The Effect of Education on Obesity: Evidence from College Attendance during the Vietnam War
Monday, June 23, 2014: 1:55 PM
LAW 130 (Musick Law Building)
Author(s): Daniel Grossman
Discussant: Michael F. Pesko
A large number of studies have found that educational attainment is strongly and positively correlated with health. This paper estimates the causal effect of education on one particular measure of health – obesity - which is of considerable interest because it more than doubled in the U.S. since 1980 and it raises the risk of heart disease and diabetes, which substantially increases medical care costs. We examine data on over 400,000 individuals in the National Health Interview Surveys of 1982-1996 who were of college age during the Vietnam War. We estimate the effect of education on obesity using the method of instrumental variables. The instrument for education is the risk of being inducted into the U.S. military for each birth-year cohort and gender. (As a robustness check, we instead use the risk of being killed in action in Vietnam, and find similar results.) Men’s school enrollment was elastic to these risks; the instrument far exceeds the minimum standards of power in the first stage (F>10).
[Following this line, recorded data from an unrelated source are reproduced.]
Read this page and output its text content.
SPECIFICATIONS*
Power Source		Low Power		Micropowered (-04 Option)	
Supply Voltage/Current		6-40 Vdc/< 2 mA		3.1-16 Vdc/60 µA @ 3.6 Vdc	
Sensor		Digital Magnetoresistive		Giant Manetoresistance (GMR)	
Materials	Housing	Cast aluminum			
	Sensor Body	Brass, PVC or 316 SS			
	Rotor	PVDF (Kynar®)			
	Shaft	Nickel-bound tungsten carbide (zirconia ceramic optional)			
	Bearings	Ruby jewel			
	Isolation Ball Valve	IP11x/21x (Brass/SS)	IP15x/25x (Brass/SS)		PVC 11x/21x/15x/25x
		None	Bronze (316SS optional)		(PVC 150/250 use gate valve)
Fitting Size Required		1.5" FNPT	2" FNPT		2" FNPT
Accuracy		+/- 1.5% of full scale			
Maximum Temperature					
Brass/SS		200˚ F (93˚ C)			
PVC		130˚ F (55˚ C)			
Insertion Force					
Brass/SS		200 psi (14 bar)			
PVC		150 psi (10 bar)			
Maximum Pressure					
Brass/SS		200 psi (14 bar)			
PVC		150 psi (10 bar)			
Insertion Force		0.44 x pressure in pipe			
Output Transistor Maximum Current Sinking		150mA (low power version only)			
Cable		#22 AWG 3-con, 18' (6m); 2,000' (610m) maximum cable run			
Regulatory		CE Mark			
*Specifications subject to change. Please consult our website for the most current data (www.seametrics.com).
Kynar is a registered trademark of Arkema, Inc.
Before any correction for the endogeneity of education, the basic pattern in the data is that body mass index and the probability of obesity decrease with years of college education. However, when we instrument for education, each additional year of college is associated with a 3 percentage point higher probability of obesity. The same IV approach and data indicate that additional years of college education decrease the probability of smoking, so our unexpected finding for obesity is not an artifact of an unusual dataset or instrument for education. The unexpected result for obesity may instead be due to college allowing men to enter sedentary occupations; this represents a rare example of additional education decreasing health. An alternate explanation is that we measure a very specific Local Average Treatment Effect; men who are especially averse to exercise may be particularly likely to enroll in college to avoid military service.